Submitted to: Poultry Science
Publication Type: Peer Reviewed Journal
Publication Acceptance Date: 4/22/2020
Publication Date: 11/1/2020
Citation: Rincon, A., Kumar, S., Ritz, C., Jackson, J.S., Jackson, C.R., Frye, J.G., Cook, K.L., Hinton Jr, A., Singh, M., Cosby, D.E., Cox Jr, N.A., Thippareddi, H. 2020. Antimicrobial interventions to reduce Salmonella and Campylobacter populations and improve shelf life of quail carcasses. Poultry Science. 99(11): 5977-5982.

Interpretive Summary: Quail is a delicacy sold in limited U.S. markets and similar to other poultry, it has a limited shelf life. Like other poultry, quail has issues with human entero-pathogens and spoilage. This study was designed to use three chemical interventions, currently used in the broiler plants, to decrease the levels of Salmonella and Campylobacter and increase the shelf life of the carcasses. Peroxyacetic acid, cetyl pyridinium chloride and Citrilow reduced Salmonella and Campylobacter populations when compared to the control with Citrilow being most effective. All of the chemicals had minimal reductions of the bacteria assayed. The ability of these chemicals to reduce the levels of the two pathogens should be of benefit in the poultry industry.

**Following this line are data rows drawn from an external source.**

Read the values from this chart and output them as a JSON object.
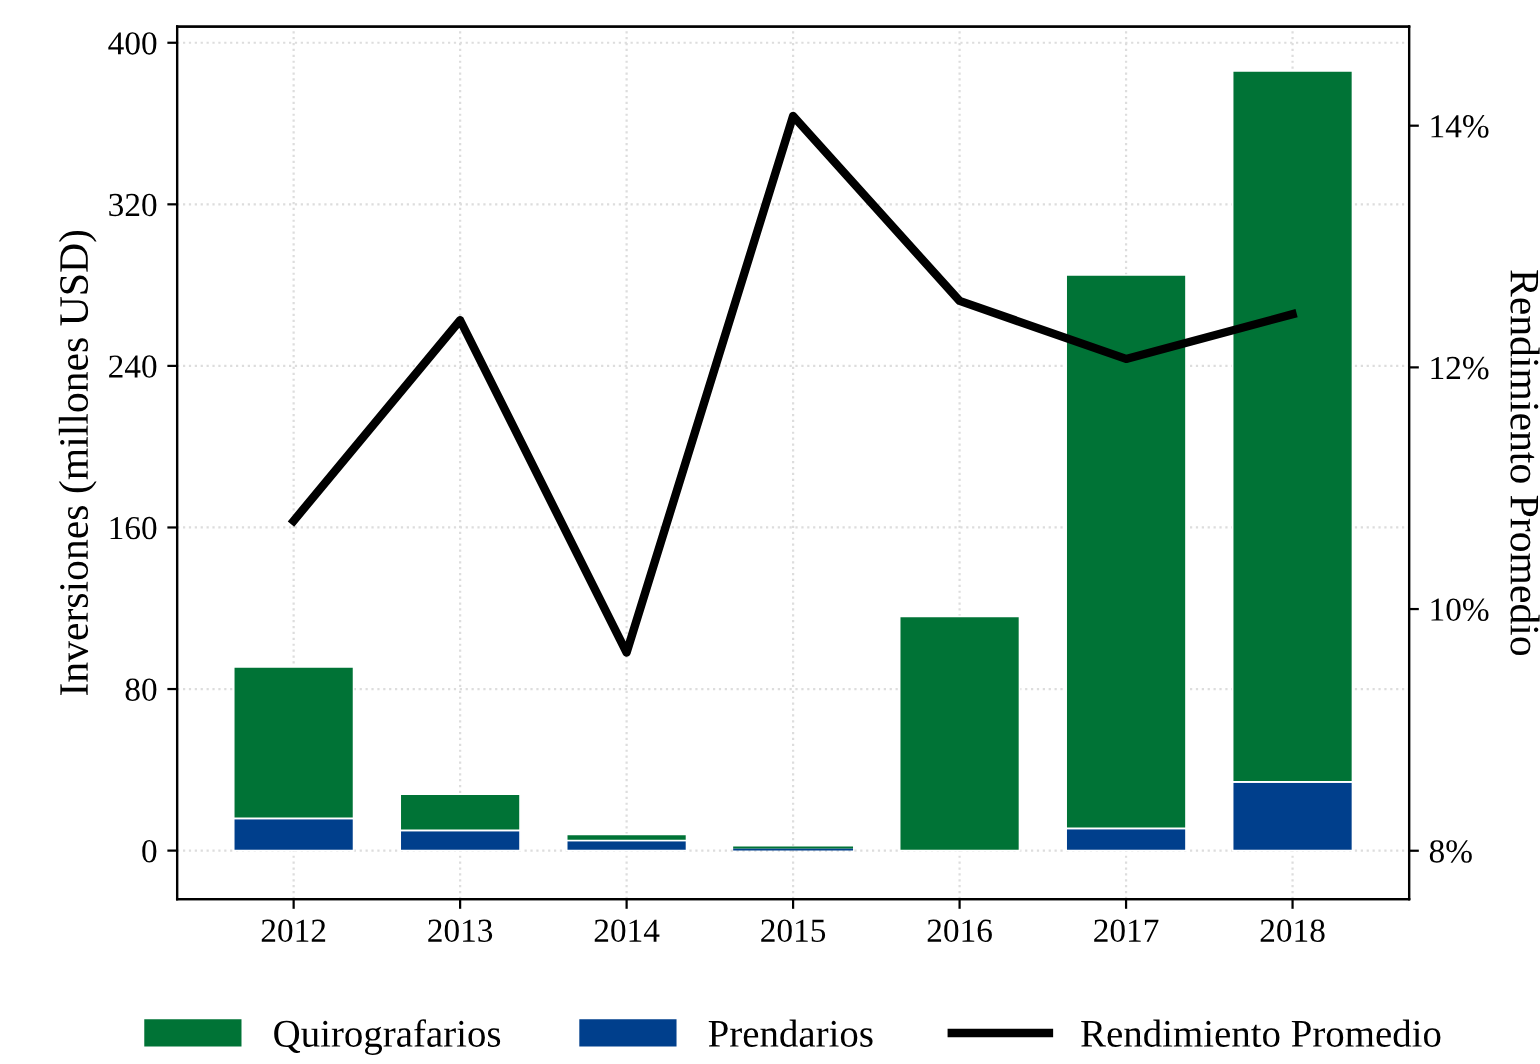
{
  "chart_data": {
    "type": "bar",
    "stacked": true,
    "categories": [
      "2012",
      "2013",
      "2014",
      "2015",
      "2016",
      "2017",
      "2018"
    ],
    "series": [
      {
        "name": "Prendarios",
        "color": "#003f8c",
        "values": [
          16,
          10,
          5,
          1,
          0,
          11,
          34
        ]
      },
      {
        "name": "Quirografarios",
        "color": "#007336",
        "values": [
          75,
          18,
          3,
          1,
          116,
          274,
          352
        ]
      },
      {
        "name": "Rendimiento Promedio",
        "type": "line",
        "axis": "y2",
        "color": "#000000",
        "values": [
          10.73,
          12.39,
          9.64,
          14.08,
          12.55,
          12.07,
          12.44
        ]
      }
    ],
    "ylabel": "Inversiones (millones USD)",
    "y2label": "Rendimiento Promedio",
    "ylim": [
      -24,
      408
    ],
    "yticks": [
      0,
      80,
      160,
      240,
      320,
      400
    ],
    "y2lim": [
      7.6,
      14.82
    ],
    "y2ticks": [
      {
        "value": 8,
        "label": "8%"
      },
      {
        "value": 10,
        "label": "10%"
      },
      {
        "value": 12,
        "label": "12%"
      },
      {
        "value": 14,
        "label": "14%"
      }
    ],
    "grid": true,
    "legend": "bottom",
    "line_style": "solid",
    "marker": "none"
  }
}
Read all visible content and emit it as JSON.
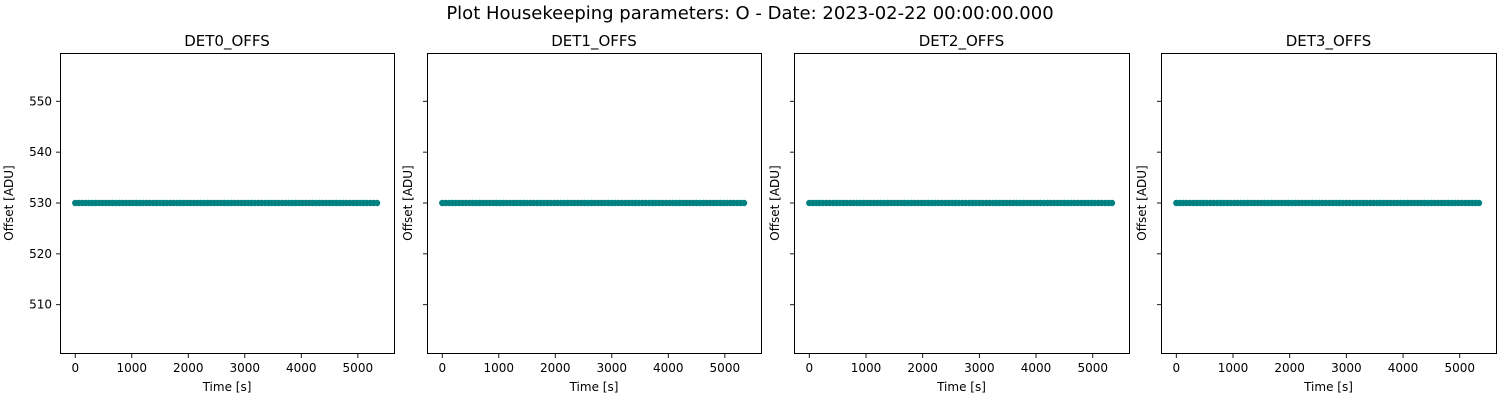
{
  "figure_title": "Plot Housekeeping parameters: O - Date: 2023-02-22 00:00:00.000",
  "marker_color": "#008080",
  "chart_data": [
    {
      "type": "scatter",
      "title": "DET0_OFFS",
      "xlabel": "Time [s]",
      "ylabel": "Offset [ADU]",
      "xlim": [
        -270,
        5640
      ],
      "ylim": [
        500.5,
        559.5
      ],
      "xticks": [
        0,
        1000,
        2000,
        3000,
        4000,
        5000
      ],
      "yticks": [
        510,
        520,
        530,
        540,
        550
      ],
      "show_ytick_labels": true,
      "x_start": 0,
      "x_end": 5340,
      "x_step": 60,
      "y_value": 530,
      "grid": false
    },
    {
      "type": "scatter",
      "title": "DET1_OFFS",
      "xlabel": "Time [s]",
      "ylabel": "Offset [ADU]",
      "xlim": [
        -270,
        5640
      ],
      "ylim": [
        500.5,
        559.5
      ],
      "xticks": [
        0,
        1000,
        2000,
        3000,
        4000,
        5000
      ],
      "yticks": [
        510,
        520,
        530,
        540,
        550
      ],
      "show_ytick_labels": false,
      "x_start": 0,
      "x_end": 5340,
      "x_step": 60,
      "y_value": 530,
      "grid": false
    },
    {
      "type": "scatter",
      "title": "DET2_OFFS",
      "xlabel": "Time [s]",
      "ylabel": "Offset [ADU]",
      "xlim": [
        -270,
        5640
      ],
      "ylim": [
        500.5,
        559.5
      ],
      "xticks": [
        0,
        1000,
        2000,
        3000,
        4000,
        5000
      ],
      "yticks": [
        510,
        520,
        530,
        540,
        550
      ],
      "show_ytick_labels": false,
      "x_start": 0,
      "x_end": 5340,
      "x_step": 60,
      "y_value": 530,
      "grid": false
    },
    {
      "type": "scatter",
      "title": "DET3_OFFS",
      "xlabel": "Time [s]",
      "ylabel": "Offset [ADU]",
      "xlim": [
        -270,
        5640
      ],
      "ylim": [
        500.5,
        559.5
      ],
      "xticks": [
        0,
        1000,
        2000,
        3000,
        4000,
        5000
      ],
      "yticks": [
        510,
        520,
        530,
        540,
        550
      ],
      "show_ytick_labels": false,
      "x_start": 0,
      "x_end": 5340,
      "x_step": 60,
      "y_value": 530,
      "grid": false
    }
  ]
}
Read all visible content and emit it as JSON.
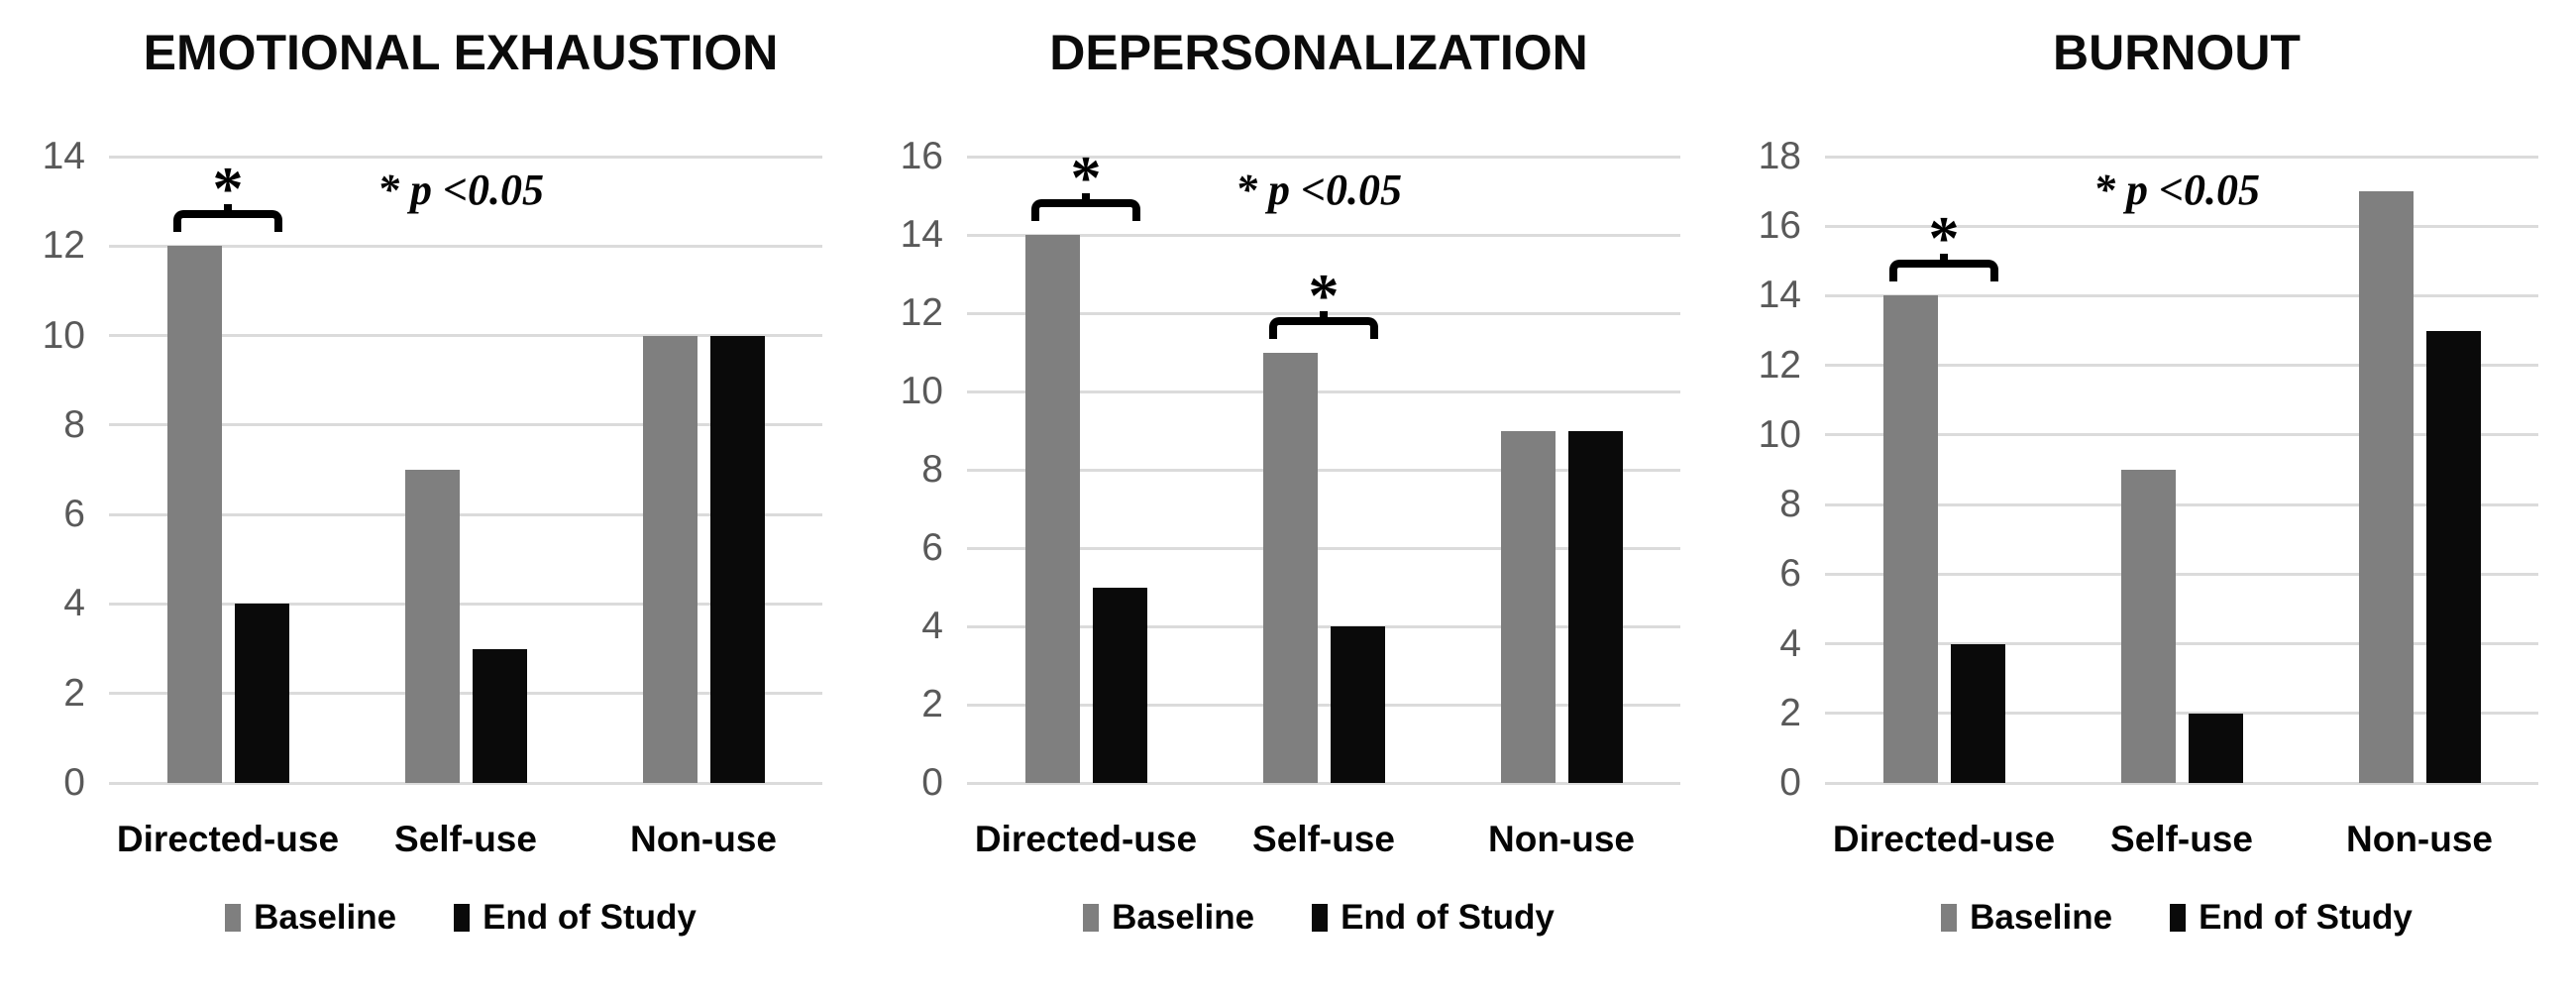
{
  "colors": {
    "baseline_bar": "#7f7f7f",
    "end_of_study_bar": "#0a0a0a",
    "gridline": "#dbdbdb",
    "tick_label": "#595959",
    "text": "#050505",
    "background": "#ffffff"
  },
  "legend": {
    "items": [
      {
        "label": "Baseline",
        "color": "#7f7f7f"
      },
      {
        "label": "End of Study",
        "color": "#0a0a0a"
      }
    ]
  },
  "chart_data": [
    {
      "type": "bar",
      "title": "EMOTIONAL EXHAUSTION",
      "categories": [
        "Directed-use",
        "Self-use",
        "Non-use"
      ],
      "series": [
        {
          "name": "Baseline",
          "values": [
            12,
            7,
            10
          ]
        },
        {
          "name": "End of Study",
          "values": [
            4,
            3,
            10
          ]
        }
      ],
      "ylim": [
        0,
        14
      ],
      "ytick_step": 2,
      "grid": true,
      "legend_position": "bottom",
      "annotation": "* p <0.05",
      "significance_brackets": [
        {
          "category": "Directed-use",
          "label": "*"
        }
      ]
    },
    {
      "type": "bar",
      "title": "DEPERSONALIZATION",
      "categories": [
        "Directed-use",
        "Self-use",
        "Non-use"
      ],
      "series": [
        {
          "name": "Baseline",
          "values": [
            14,
            11,
            9
          ]
        },
        {
          "name": "End of Study",
          "values": [
            5,
            4,
            9
          ]
        }
      ],
      "ylim": [
        0,
        16
      ],
      "ytick_step": 2,
      "grid": true,
      "legend_position": "bottom",
      "annotation": "* p <0.05",
      "significance_brackets": [
        {
          "category": "Directed-use",
          "label": "*"
        },
        {
          "category": "Self-use",
          "label": "*"
        }
      ]
    },
    {
      "type": "bar",
      "title": "BURNOUT",
      "categories": [
        "Directed-use",
        "Self-use",
        "Non-use"
      ],
      "series": [
        {
          "name": "Baseline",
          "values": [
            14,
            9,
            17
          ]
        },
        {
          "name": "End of Study",
          "values": [
            4,
            2,
            13
          ]
        }
      ],
      "ylim": [
        0,
        18
      ],
      "ytick_step": 2,
      "grid": true,
      "legend_position": "bottom",
      "annotation": "* p <0.05",
      "significance_brackets": [
        {
          "category": "Directed-use",
          "label": "*"
        }
      ]
    }
  ]
}
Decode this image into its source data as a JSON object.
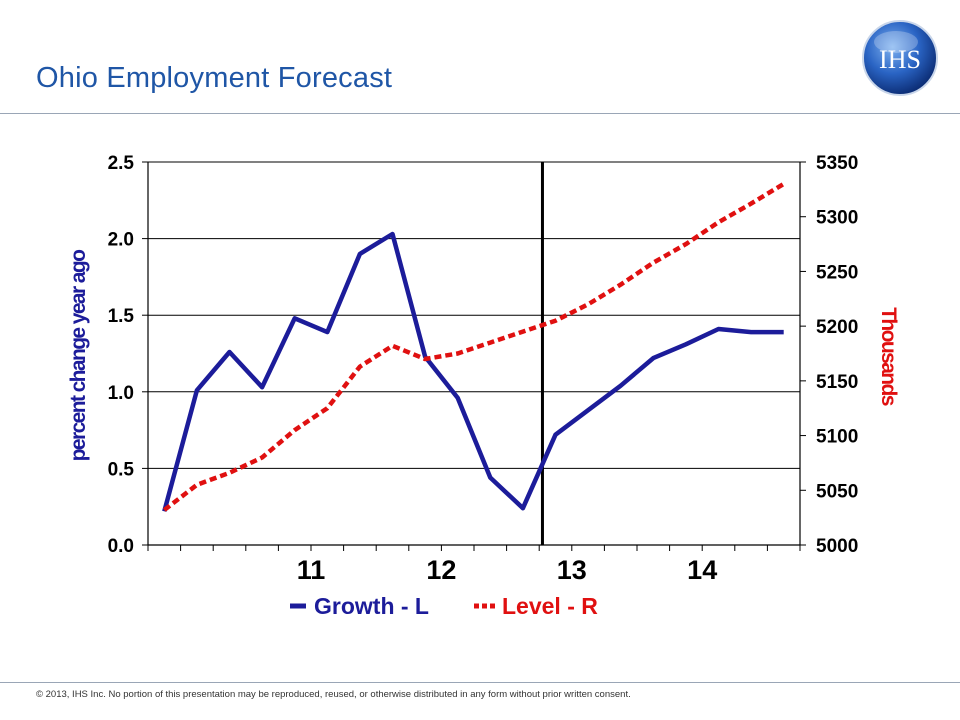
{
  "slide": {
    "title": "Ohio Employment Forecast",
    "logo_text": "IHS",
    "footer": "© 2013, IHS Inc. No portion of this presentation may be reproduced, reused, or otherwise distributed in any form without prior written consent."
  },
  "colors": {
    "title": "#1f56a6",
    "growth": "#1c1c9a",
    "level": "#e01010"
  },
  "chart_data": {
    "type": "line",
    "title": "",
    "xlabel": "",
    "ylabel": "percent change year ago",
    "ylabel_right": "Thousands",
    "x_tick_labels": [
      "11",
      "12",
      "13",
      "14"
    ],
    "y_left": {
      "min": 0.0,
      "max": 2.5,
      "ticks": [
        "0.0",
        "0.5",
        "1.0",
        "1.5",
        "2.0",
        "2.5"
      ]
    },
    "y_right": {
      "min": 5000,
      "max": 5350,
      "ticks": [
        "5000",
        "5050",
        "5100",
        "5150",
        "5200",
        "5250",
        "5300",
        "5350"
      ]
    },
    "grid": true,
    "forecast_divider_after_index": 13,
    "legend": [
      "Growth - L",
      "Level - R"
    ],
    "series": [
      {
        "name": "Growth - L",
        "axis": "left",
        "style": "solid",
        "values": [
          0.22,
          1.01,
          1.26,
          1.03,
          1.48,
          1.39,
          1.9,
          2.03,
          1.23,
          0.96,
          0.44,
          0.24,
          0.72,
          0.88,
          1.04,
          1.22,
          1.31,
          1.41,
          1.39,
          1.39
        ]
      },
      {
        "name": "Level - R",
        "axis": "right",
        "style": "dashed",
        "values": [
          5032,
          5055,
          5066,
          5080,
          5105,
          5125,
          5163,
          5182,
          5170,
          5175,
          5185,
          5195,
          5205,
          5220,
          5238,
          5258,
          5275,
          5295,
          5312,
          5330
        ]
      }
    ]
  }
}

Technical Abstract: Quail (Coutournix japonica) is a delicacy and is sold in the United States in limited markets. Similar to poultry, quail is processed and marketed as fresh meat, with limited shelf life. The objective of this study was to evaluate the efficacy of antimicrobial interventions during slaughter on reducing Salmonella and Campylobacter, and determine the microbiological quality and shelf life of quail during refrigerated (4° C) storage. Three antimicrobial interventions: peroxyacetic acid (PAA; 400 ppm), Citrilow (pH 1.2), and Cecure (Cetyl Pyridinium Chloride: CPC, 450 ppm), along with a water and no-treatment control were evaluated. Quail carcasses (n=75) were inoculated with a cocktail of nalidixic acid-resistant Salmonella Typhimurium (STNR; ca. 7 log CFU/mL) and gentamicin-resistant Campylobacter coli (CCGR; ca. 7 log CFU/mL). Following 30 min attachment time, quail carcasses were rinsed with each antimicrobial for 20 s with air agitation. Non-inoculated quail carcasses (n=25) were similarly treated, packaged and stored under refrigeration (4° C). Aerobic plate counts (APC), psychrotroph counts (PC), Enterobacteriaceae counts (ENT), total coliform counts (TCC) and E. coli counts (ECC) on Quail carcasses were determined on 1, 4, 7 and 10 days. Salmonella and Campylobacter populations were determined by plating on Petrifilm APC (delivering 200 ppm nalidixic acid) and Campy-Cefex agar, respectively. The PAA, Citrilow and CPC reduced (P=0.05) the STNR and CCGR populations compared to the control. Specifically, Citrilow showed greater (P=0.05) reduction in Salmonella and Campylobacter population (1.90 and 3.82 log CFU/ mL reduction, respectively). Minimal reductions (P>0.01 log CFU/mL) in APC, PC, ENT, TCC and ECC were observed with water treatments compared to control. Greater (P=0.05) reductions (2.22, 1.26, 1.47, 1.52, 1.59 log CFU/mL, respectively) were obtained with application of CPC. Application of antimicrobial interventions resulted in a reduction in Campylobacter and Salmonella, APC, PC and ENT populations subsequent to treatment (day 0) and throughout the storage period (day 10) of the Quail. Use of antimicrobial interventions after slaughter can improve the shelf life of quail.